Tom Brokaw: Surge Success 'Black Mark' on Team Bush

December 17th, 2007 3:19 PM

In a long interview with Rachel Sklar of The Huffington Post, former NBC anchor Tom Brokaw accentuated the dark cloud inside the silver lining of the surge. The fact that it's having some effect only darkens a "black mark" against the administration. But when it comes to the current campaign, he could only offer praise for Hillary Clinton ("enormous capacity" of her "native intelligence") and Barack Obama (also with "enormous intelligence," and some rookie mistakes.) First, the war:  

It was too late, there were a lot of officers and military analysts who said early on that we needed more troops there, the fact that the surge came so late in the process is, I think, a black mark against the war planners and against the administration, I don't think there's any question about that. But now that it's in place it is having some effect: The diminution of insurgent attacks — but now we find out that they're moving north and they're just changing the battlefield.

Sklar seemed intent on finding every common point that could be made between Iraq and Vietnam. Like a good Democratic Party man, Brokaw could only find the nicest things to say about Barack Obama, and Hillary Clinton, too. First, he said Obama has "made some rookie mistakes, and he's still a work in progress. Everyone agrees he's a man of enormous intelligence and great potential, but one of the reasons we have these campaigns is to see it through, so to speak." 
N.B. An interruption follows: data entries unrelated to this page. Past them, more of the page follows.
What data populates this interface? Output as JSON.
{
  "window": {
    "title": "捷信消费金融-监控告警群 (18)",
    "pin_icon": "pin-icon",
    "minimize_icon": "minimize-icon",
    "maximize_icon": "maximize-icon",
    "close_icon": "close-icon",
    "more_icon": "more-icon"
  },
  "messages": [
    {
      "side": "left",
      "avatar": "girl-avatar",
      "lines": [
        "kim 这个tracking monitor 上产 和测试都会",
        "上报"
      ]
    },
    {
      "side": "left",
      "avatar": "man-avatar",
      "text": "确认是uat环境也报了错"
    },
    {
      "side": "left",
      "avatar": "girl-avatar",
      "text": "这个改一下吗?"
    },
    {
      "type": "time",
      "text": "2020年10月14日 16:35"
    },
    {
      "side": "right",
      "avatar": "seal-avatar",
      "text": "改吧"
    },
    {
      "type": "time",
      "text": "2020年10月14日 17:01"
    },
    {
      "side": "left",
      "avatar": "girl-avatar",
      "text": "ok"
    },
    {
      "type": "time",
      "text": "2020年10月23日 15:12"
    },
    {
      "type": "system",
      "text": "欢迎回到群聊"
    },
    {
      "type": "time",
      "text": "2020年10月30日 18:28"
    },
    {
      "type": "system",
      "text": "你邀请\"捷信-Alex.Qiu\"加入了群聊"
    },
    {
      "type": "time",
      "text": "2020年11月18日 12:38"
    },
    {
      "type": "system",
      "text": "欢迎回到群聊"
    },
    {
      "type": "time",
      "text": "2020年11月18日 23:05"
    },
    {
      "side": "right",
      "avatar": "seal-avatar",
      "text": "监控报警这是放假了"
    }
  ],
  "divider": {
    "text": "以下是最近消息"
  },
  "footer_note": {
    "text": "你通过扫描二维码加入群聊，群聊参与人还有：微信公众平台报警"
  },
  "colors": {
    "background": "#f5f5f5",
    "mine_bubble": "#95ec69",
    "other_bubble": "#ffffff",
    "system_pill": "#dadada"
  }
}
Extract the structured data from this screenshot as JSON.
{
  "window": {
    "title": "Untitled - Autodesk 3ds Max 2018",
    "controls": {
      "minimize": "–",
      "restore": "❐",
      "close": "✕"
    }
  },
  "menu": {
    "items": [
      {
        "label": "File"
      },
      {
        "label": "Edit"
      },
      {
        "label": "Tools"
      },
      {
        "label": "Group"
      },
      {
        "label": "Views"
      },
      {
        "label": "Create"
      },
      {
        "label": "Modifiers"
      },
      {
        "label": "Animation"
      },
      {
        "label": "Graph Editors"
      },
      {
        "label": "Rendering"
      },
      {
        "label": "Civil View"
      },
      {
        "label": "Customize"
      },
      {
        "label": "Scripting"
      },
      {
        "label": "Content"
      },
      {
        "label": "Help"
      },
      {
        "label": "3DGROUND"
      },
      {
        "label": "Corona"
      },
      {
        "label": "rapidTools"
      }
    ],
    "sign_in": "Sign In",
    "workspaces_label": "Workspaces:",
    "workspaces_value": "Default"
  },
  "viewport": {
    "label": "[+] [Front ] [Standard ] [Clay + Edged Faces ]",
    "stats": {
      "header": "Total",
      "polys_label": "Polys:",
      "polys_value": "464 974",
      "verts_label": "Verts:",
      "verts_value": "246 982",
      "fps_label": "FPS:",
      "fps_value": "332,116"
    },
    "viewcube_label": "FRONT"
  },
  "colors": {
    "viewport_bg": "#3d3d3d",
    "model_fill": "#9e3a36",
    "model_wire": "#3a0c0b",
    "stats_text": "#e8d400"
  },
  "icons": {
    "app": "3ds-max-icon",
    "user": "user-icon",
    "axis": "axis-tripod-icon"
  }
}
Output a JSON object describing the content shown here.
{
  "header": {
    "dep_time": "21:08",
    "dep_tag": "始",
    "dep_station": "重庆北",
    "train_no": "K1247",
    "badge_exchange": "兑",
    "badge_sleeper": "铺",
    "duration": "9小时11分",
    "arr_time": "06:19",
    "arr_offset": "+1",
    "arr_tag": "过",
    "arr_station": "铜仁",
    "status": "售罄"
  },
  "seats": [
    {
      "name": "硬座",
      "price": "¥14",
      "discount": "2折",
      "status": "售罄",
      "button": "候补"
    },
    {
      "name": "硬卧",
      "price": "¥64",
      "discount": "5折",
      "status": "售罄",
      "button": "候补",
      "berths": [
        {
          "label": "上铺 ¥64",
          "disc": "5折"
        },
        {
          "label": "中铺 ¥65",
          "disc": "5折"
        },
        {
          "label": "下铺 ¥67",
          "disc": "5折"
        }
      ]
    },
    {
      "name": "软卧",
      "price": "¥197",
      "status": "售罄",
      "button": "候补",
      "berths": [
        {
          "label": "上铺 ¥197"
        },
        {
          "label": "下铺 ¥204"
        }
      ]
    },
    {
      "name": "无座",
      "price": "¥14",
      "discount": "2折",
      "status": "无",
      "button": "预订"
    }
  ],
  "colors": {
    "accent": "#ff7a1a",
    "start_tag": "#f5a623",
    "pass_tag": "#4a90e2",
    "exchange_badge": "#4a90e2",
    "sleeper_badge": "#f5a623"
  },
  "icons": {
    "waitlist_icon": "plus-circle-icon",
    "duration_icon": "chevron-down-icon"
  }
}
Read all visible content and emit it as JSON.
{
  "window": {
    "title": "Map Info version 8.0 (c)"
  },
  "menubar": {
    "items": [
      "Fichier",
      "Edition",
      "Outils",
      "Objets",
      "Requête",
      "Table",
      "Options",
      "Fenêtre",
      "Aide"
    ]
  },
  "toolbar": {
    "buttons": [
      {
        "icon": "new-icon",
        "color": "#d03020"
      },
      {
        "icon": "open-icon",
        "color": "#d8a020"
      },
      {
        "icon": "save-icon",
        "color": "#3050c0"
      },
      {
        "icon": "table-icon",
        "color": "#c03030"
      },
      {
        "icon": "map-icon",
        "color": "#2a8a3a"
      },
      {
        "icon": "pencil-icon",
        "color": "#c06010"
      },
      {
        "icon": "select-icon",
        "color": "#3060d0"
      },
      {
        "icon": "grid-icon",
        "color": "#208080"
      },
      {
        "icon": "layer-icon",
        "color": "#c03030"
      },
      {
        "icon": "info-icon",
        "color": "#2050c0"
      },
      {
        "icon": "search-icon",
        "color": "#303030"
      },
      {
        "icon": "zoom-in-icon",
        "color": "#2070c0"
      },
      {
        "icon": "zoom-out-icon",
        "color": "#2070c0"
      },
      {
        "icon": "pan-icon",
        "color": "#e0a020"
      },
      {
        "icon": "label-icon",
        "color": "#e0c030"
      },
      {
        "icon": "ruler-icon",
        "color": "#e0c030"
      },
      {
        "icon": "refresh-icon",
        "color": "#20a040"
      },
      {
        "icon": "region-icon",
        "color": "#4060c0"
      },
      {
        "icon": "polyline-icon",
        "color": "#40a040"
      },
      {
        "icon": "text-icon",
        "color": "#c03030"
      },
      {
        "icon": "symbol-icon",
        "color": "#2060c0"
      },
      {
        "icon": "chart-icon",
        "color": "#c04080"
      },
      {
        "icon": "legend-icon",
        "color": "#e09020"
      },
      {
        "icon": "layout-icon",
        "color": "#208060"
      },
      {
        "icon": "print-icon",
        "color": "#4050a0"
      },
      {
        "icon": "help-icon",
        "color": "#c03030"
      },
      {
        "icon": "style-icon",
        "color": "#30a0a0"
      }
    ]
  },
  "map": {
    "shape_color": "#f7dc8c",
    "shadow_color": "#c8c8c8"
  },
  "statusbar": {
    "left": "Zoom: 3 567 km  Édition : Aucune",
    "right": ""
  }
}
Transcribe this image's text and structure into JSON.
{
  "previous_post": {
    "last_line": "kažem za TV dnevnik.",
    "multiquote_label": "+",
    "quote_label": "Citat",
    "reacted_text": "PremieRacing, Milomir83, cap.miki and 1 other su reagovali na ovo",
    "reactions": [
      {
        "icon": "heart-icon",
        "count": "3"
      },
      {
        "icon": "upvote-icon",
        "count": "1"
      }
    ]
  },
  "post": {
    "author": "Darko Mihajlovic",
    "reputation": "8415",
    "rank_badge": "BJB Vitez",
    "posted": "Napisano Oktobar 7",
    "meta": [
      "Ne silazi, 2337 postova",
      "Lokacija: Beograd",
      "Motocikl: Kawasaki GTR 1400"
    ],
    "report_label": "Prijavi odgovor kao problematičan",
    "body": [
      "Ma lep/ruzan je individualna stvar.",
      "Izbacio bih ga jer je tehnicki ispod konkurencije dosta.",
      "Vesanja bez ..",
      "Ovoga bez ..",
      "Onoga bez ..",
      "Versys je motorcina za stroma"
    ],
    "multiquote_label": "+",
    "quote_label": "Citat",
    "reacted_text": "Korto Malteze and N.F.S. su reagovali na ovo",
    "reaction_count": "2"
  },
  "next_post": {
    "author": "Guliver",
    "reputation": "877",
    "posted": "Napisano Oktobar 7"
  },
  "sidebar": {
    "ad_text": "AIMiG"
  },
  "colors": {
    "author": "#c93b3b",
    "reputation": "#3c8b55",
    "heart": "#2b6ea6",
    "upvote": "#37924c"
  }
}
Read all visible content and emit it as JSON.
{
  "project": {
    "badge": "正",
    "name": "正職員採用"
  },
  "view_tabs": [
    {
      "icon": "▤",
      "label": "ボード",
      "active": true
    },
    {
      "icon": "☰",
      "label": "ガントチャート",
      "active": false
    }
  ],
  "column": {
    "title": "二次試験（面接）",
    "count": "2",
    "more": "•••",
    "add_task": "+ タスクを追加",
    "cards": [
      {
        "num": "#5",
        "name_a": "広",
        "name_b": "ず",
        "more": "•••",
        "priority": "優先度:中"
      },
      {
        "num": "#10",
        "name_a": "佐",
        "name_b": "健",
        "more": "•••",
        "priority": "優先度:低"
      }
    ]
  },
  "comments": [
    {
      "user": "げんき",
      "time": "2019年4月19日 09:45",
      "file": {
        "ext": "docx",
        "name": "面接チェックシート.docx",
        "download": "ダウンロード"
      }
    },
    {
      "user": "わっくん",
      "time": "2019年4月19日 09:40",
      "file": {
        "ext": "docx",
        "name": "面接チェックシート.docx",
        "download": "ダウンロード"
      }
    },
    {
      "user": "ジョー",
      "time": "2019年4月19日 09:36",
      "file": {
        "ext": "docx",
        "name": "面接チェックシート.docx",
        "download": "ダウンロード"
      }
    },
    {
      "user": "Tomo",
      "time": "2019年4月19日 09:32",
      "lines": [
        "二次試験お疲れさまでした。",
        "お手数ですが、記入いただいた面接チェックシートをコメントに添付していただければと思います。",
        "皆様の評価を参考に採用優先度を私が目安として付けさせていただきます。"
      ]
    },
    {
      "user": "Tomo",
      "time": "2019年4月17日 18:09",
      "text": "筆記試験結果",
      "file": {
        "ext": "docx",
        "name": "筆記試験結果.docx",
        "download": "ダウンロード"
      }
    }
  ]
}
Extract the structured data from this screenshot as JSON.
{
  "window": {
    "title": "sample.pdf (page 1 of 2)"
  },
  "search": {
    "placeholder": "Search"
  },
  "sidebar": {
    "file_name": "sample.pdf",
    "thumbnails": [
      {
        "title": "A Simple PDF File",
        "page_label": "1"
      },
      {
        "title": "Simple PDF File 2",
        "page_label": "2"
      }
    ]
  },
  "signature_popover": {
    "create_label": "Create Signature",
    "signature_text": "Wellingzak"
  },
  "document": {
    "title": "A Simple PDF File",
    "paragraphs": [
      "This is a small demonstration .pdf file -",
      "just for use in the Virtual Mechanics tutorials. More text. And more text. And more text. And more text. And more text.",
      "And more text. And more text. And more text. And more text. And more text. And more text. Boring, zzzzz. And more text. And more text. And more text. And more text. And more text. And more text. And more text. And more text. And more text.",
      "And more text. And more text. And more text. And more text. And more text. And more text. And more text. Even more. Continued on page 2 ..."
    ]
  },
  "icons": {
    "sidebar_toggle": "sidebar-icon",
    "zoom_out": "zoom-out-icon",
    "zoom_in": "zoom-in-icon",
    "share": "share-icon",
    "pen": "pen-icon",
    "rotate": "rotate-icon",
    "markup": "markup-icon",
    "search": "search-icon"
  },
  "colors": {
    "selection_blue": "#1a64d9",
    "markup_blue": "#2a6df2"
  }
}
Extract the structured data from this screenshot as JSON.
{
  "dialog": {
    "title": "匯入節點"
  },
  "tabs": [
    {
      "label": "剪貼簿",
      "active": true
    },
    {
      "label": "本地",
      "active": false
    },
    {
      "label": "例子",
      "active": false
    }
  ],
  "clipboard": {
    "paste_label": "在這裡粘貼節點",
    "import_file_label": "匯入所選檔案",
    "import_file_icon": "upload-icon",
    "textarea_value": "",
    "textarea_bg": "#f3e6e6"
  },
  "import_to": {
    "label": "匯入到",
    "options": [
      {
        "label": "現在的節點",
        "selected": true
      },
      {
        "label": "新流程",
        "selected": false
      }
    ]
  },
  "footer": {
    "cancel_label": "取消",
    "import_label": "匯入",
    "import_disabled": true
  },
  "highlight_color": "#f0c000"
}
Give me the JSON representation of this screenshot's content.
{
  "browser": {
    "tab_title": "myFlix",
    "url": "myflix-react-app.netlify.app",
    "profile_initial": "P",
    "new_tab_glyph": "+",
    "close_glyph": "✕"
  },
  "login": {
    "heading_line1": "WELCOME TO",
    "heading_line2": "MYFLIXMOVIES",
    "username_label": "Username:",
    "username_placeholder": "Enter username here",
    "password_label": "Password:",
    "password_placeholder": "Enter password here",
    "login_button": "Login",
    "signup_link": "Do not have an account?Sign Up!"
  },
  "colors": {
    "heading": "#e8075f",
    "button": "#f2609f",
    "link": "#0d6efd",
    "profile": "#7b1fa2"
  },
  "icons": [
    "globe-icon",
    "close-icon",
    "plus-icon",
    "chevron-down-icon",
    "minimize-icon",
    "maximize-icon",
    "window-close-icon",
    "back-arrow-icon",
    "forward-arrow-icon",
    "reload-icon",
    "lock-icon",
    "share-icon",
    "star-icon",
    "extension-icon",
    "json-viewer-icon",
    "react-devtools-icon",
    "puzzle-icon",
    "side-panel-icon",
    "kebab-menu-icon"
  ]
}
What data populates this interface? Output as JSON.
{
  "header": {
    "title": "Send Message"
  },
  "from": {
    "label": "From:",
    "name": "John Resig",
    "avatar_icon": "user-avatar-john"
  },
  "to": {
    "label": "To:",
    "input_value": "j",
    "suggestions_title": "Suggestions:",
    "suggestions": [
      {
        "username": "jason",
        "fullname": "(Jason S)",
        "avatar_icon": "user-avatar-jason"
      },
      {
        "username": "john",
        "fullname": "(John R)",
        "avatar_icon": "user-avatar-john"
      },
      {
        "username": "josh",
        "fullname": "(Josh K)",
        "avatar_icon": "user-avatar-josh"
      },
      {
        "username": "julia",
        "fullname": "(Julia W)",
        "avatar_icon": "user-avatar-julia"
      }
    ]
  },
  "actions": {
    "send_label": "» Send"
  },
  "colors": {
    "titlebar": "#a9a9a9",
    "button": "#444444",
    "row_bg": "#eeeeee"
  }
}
By contrast, on Hillary, Brokaw argued: "I think she's run a very impressive campaign, I think she has enormous capacity in terms of her just native intelligence and her political acuity...she still struggles with what I would probably best describe as that missing component — people are not quite there with her yet. And a lot of it unspoken and some of it just has to do with character — 'I don't quite trust her, I can't warm up to her' — whatever the element is, it's there. Despite all that she has run a remarkably strong campaign."

Just before that, Brokaw complained that the country was too divided between right and left, that the division is "radioactive," and he even complained about his recent interview with conservative talk-show host Hugh Hewitt:

I think that what has happened at the national level — much less at the state level, at the national level — the professional party organizations have gotten hung up on this liberal/conservative wavelength and it becomes a radioactive wavelength. I was a talk show the other day with Hugh Hewitt — he wanted to just parse the country with these labels! And he didn't want to make a qualitative judgment. He wanted to add up how many were left of center and how many were right of center and make a judgment about that. Listen, I'm out around this country a lot. And what I hear — from Republicans and Democrats alike, in Montana, the Southwest, wherever I am — they don't give a damn if the solution comes from a liberal or comes from a conservative as long as it's working. A lot of these are not ideological issues we have to face.

That's a rich answer coming from Brokaw, who has trouble telling an interviewer from The Huffington Post that the surge is working, and even if it is, it's way too late to give any credit to President Bush or General Petraeus.